|
|
|
|
|
by freehorse
471 days ago
|
|
This is nonsense, obviously the problem with getting "data under the table" is that they may have used it to training their models, thus rendering the benchmarks invalid. But for this danger, there is no other risk for them having access to it beforehand. We do not know if they used it for training, but the only reassurance being some "verbal agreement", as is reported, is not very reassuring. People are free to adjust their P(model_capabilities|frontiermath_results) based on their own priors. |
|
What is "this"?
> obviously the problem with getting "data under the table" is that they may have used it to training their models
I've been avoiding mentioning the maximalist version of the argument (they got data under the table AND used it to train models), because training wasn't stated until now, and it would have been unfair to bring it up without mention. That is that's 2 baileys out from "they had access to a shared directory that had some test qs in it, and this was reported publicly, and fixed publicly"

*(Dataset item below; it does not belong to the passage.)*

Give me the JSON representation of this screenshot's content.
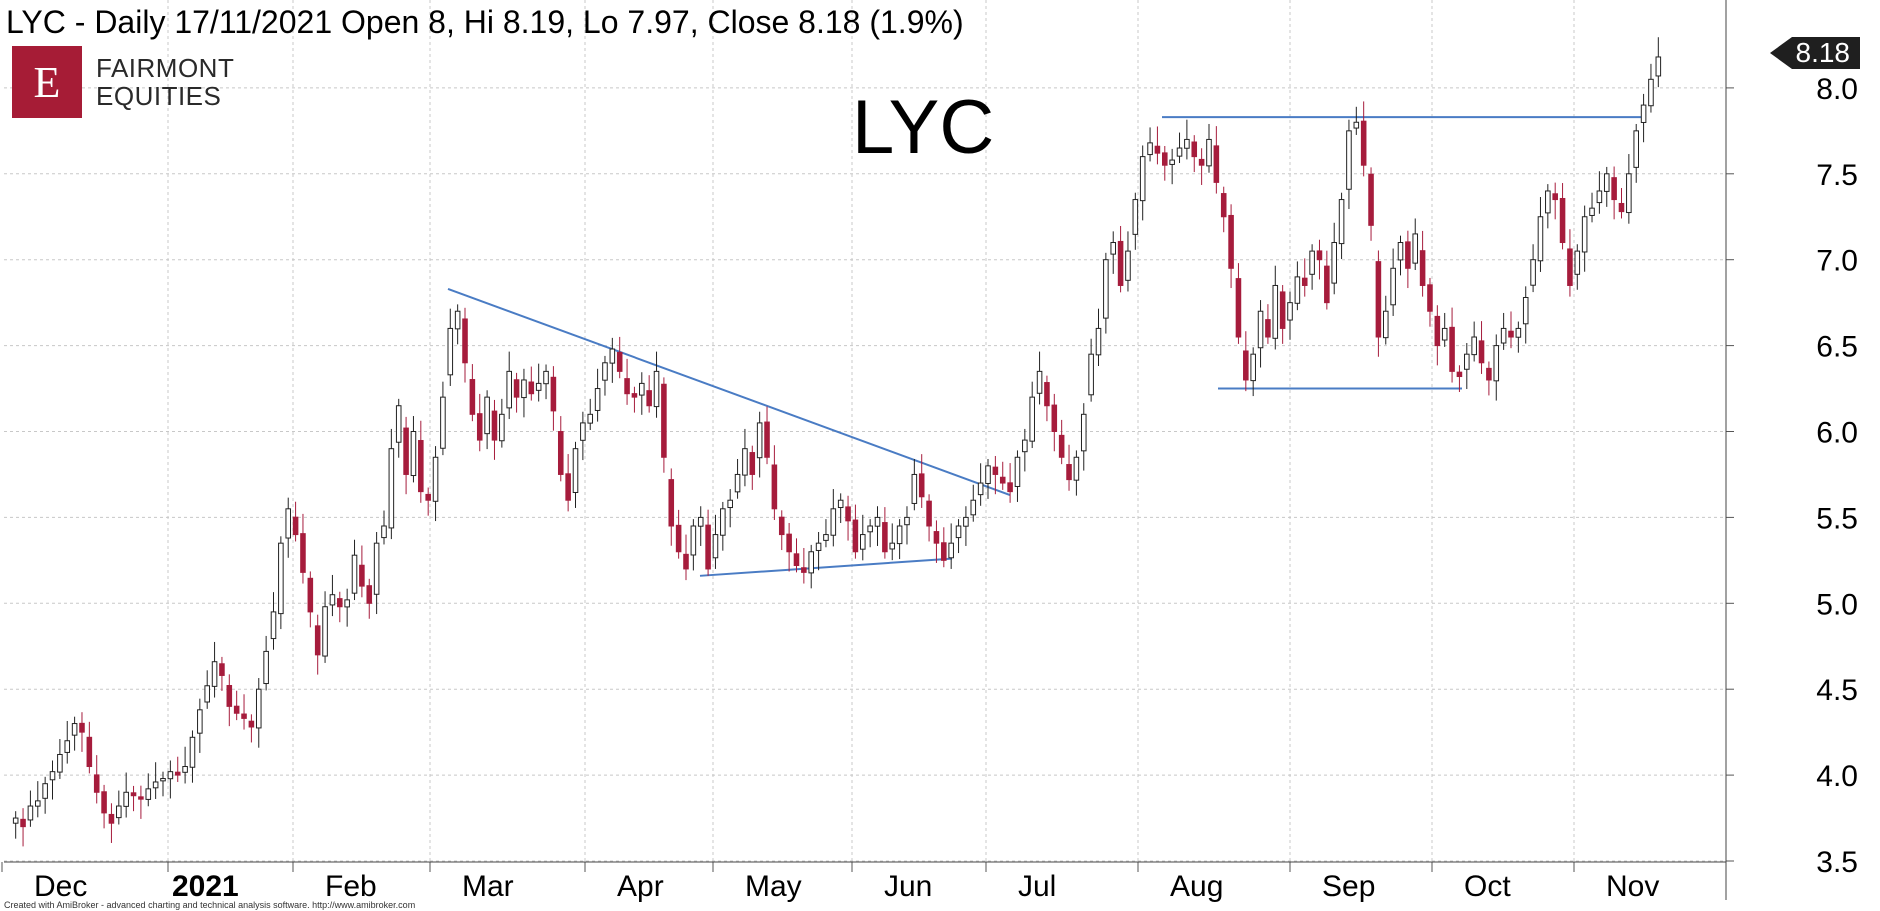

There's been a fairly severe communication breakdown here, I don't want to distract from ex. what the nonense is, so I won't belabor that point, but I don't want you to think I don't want to engage on it - just won't in this singular posts.
> but the only reassurance being some "verbal agreement", as is reported, is not very reassuring
It's about as reassuring as it gets without them releasing the entire training data, which is, at best, with charity marginally, oh so marginally reassuring I assume? If the premise is we can't trust anything self-reported, they could lie there too?
> People are free to adjust their P(model_capabilities|frontiermath_results) based on their own priors.
Certainly, that's not in dispute (perhaps the idea that you are forbidden from adjusting your opinion is the nonsense you're referring to? I certainly can't control that :) Nor would I want to!)